Trente ans après ses débuts, Kyo poursuit sa trajectoire avec une constance qui force le respect. Sans renier leur ADN, les quatre musiciens continuent d’explorer ce territoire entre ombre et lumière, entre pop fédératrice et rock émotionnel. "Ultraviolent" s’inscrit dans cette lignée : un disque pensé comme un miroir de notre époque, à la fois tendu et contrasté. Un album où l’intensité des sentiments se confond avec celle d’un monde toujours plus chaotique, mais que Kyo choisit de raconter avec douceur et lucidité.

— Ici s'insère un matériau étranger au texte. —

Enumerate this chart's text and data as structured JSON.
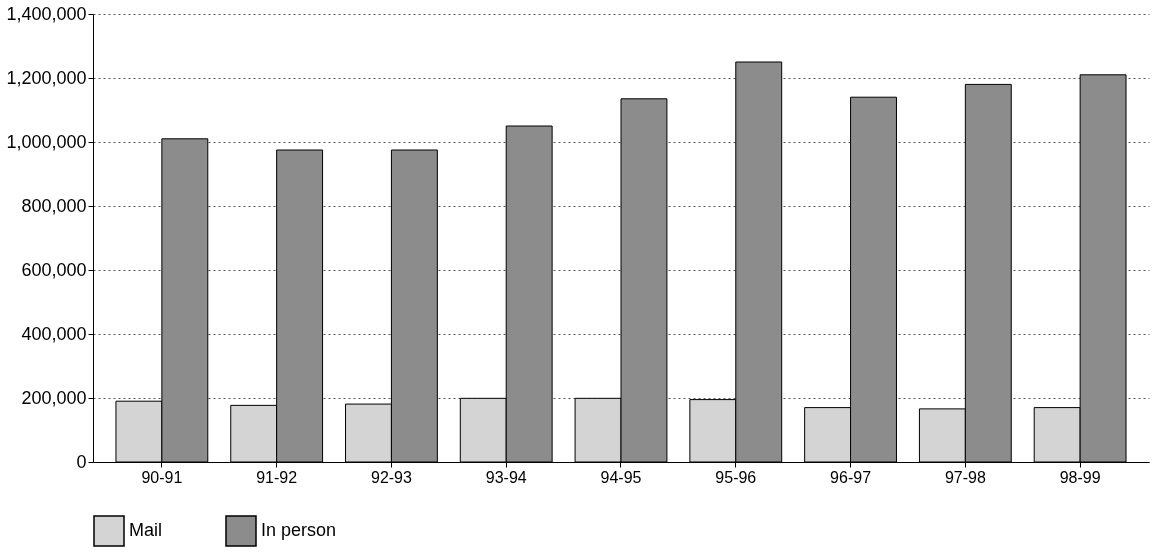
{
  "chart_data": {
    "type": "bar",
    "categories": [
      "90-91",
      "91-92",
      "92-93",
      "93-94",
      "94-95",
      "95-96",
      "96-97",
      "97-98",
      "98-99"
    ],
    "series": [
      {
        "name": "Mail",
        "color": "#d4d4d4",
        "values": [
          190000,
          177000,
          181000,
          199000,
          199000,
          195000,
          170000,
          166000,
          170000
        ]
      },
      {
        "name": "In person",
        "color": "#8c8c8c",
        "values": [
          1010000,
          975000,
          975000,
          1050000,
          1135000,
          1250000,
          1140000,
          1180000,
          1210000
        ]
      }
    ],
    "ylim": [
      0,
      1400000
    ],
    "yticks": [
      0,
      {
        "value": 200000,
        "label": "200,000"
      },
      {
        "value": 400000,
        "label": "400,000"
      },
      {
        "value": 600000,
        "label": "600,000"
      },
      {
        "value": 800000,
        "label": "800,000"
      },
      {
        "value": 1000000,
        "label": "1,000,000"
      },
      {
        "value": 1200000,
        "label": "1,200,000"
      },
      {
        "value": 1400000,
        "label": "1,400,000"
      }
    ],
    "grid": "y",
    "legend": "bottom"
  }
}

Le morceau-titre, qui ouvre l’album, en donne le ton : nerveux mais mesuré, il illustre bien cette tension entre intensité et contrôle. Chez Kyo, la violence est avant tout émotionnelle - celle de la passion, de la chute, du manque - autant de thèmes familiers que le groupe aborde avec une maturité évidente. 'K17' enfonce le clou avec son énergie fédératrice, un refrain taillé pour la scène et une pointe d’autodérision bienvenue. Dans ses montées d’intensité et ses guitares tranchantes, on pense parfois à Thirty Seconds to Mars, ou même à la flamboyance maîtrisée d’un Imagine Dragons. Mais derrière cette vigueur, rien de réellement abrasif : le cri reste contenu, poli par une production léchée.

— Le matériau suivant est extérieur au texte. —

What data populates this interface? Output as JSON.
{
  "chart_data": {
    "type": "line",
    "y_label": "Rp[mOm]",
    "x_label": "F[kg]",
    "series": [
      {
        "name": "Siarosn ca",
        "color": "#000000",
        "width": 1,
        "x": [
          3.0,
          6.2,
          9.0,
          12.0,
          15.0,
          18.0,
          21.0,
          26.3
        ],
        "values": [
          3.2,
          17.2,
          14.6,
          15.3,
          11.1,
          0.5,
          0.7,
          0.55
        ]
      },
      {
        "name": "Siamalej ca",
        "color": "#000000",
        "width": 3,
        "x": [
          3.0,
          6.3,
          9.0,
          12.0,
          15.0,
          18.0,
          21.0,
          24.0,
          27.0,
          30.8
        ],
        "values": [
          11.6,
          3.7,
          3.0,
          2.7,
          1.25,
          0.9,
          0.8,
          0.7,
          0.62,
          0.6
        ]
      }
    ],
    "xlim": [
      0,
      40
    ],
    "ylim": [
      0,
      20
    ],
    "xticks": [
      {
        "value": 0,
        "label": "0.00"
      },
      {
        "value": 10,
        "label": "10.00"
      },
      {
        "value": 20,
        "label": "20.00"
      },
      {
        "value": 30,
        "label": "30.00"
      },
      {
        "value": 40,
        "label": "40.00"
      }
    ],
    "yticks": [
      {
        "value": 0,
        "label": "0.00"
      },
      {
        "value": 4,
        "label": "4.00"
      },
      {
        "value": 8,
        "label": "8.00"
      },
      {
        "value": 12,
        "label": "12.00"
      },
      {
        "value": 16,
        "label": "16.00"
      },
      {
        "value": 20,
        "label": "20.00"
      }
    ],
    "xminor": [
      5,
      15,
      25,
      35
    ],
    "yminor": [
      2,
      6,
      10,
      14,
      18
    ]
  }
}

Le cœur de "Ultraviolent" se trouve dans ses contrastes. 'Hors du Temps' et 'Les Amants' renouent avec la veine sentimentale du groupe, entre tendresse et nostalgie. À l’inverse, 'Formidable' et 'Soleil Noir' explorent une facette plus électronique, signe d’une ouverture vers des sonorités modernes sans renier les guitares. Ces ambiances aériennes évoquent parfois Coldplay dans leur versant le plus contemplatif. Le travail des jeunes producteurs apporte un souffle neuf, même si l’ensemble reste plus policé que novateur. On sent la volonté d’actualiser le son sans perdre l’essence Kyo - un pari réussi sur la forme, moins sur la surprise. Côté textes, Benoît Poher assume une écriture plus directe, parfois désarmante, là où l’ancien Kyo enveloppait ses émotions d’images poétiques. Ce dépouillement fonctionne bien sur les titres les plus sincères, mais laisse par moments un sentiment d’uniformité. Le groupe semble préférer la solidité à la rupture, la constance à l’audace.

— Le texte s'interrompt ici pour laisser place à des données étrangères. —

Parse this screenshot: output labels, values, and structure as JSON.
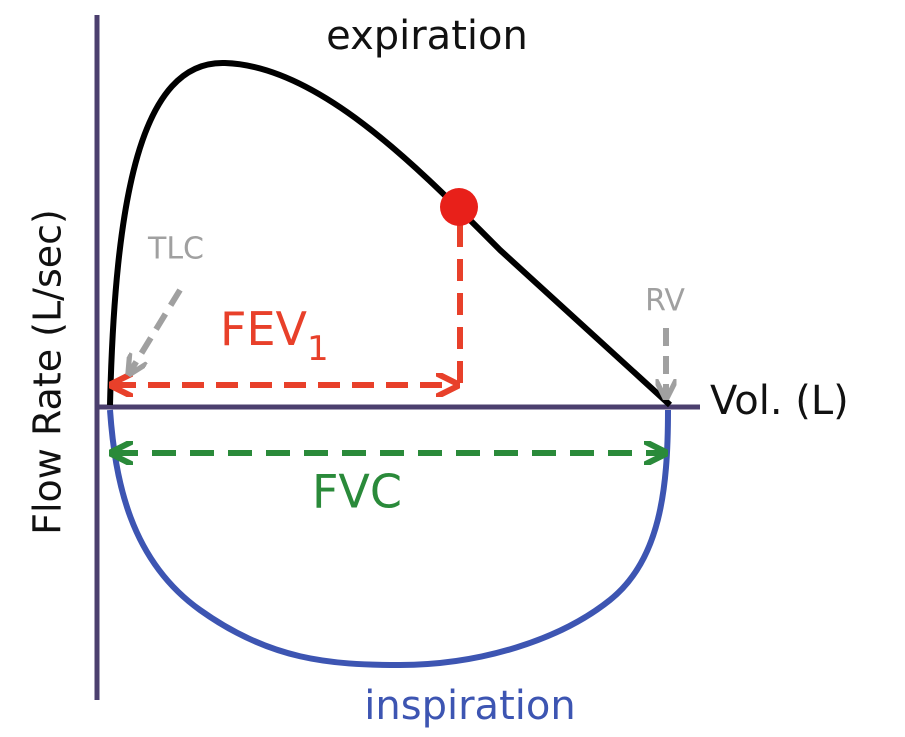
{
  "labels": {
    "top": "expiration",
    "y_axis": "Flow Rate (L/sec)",
    "tlc": "TLC",
    "fev": {
      "text": "FEV",
      "subscript": "1"
    },
    "rv": "RV",
    "x_axis": "Vol. (L)",
    "fvc": "FVC",
    "bottom": "inspiration"
  }
}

En somme, "Ultraviolent" ne changera ni l’image ni le destin de Kyo, mais confirme un savoir-faire : celui d’un rock accessible, honnête, calibré pour le live. Un album sans éclat démesuré, mais sans faux pas non plus. On aurait aimé être davantage bousculé mais ce n’était sans doute pas le but. Kyo trace sa route, tranquille, en assumant ce qu’il est : un groupe qui, trente ans après, continue à faire battre le cœur de ceux qui ne lui ont jamais tourné le dos.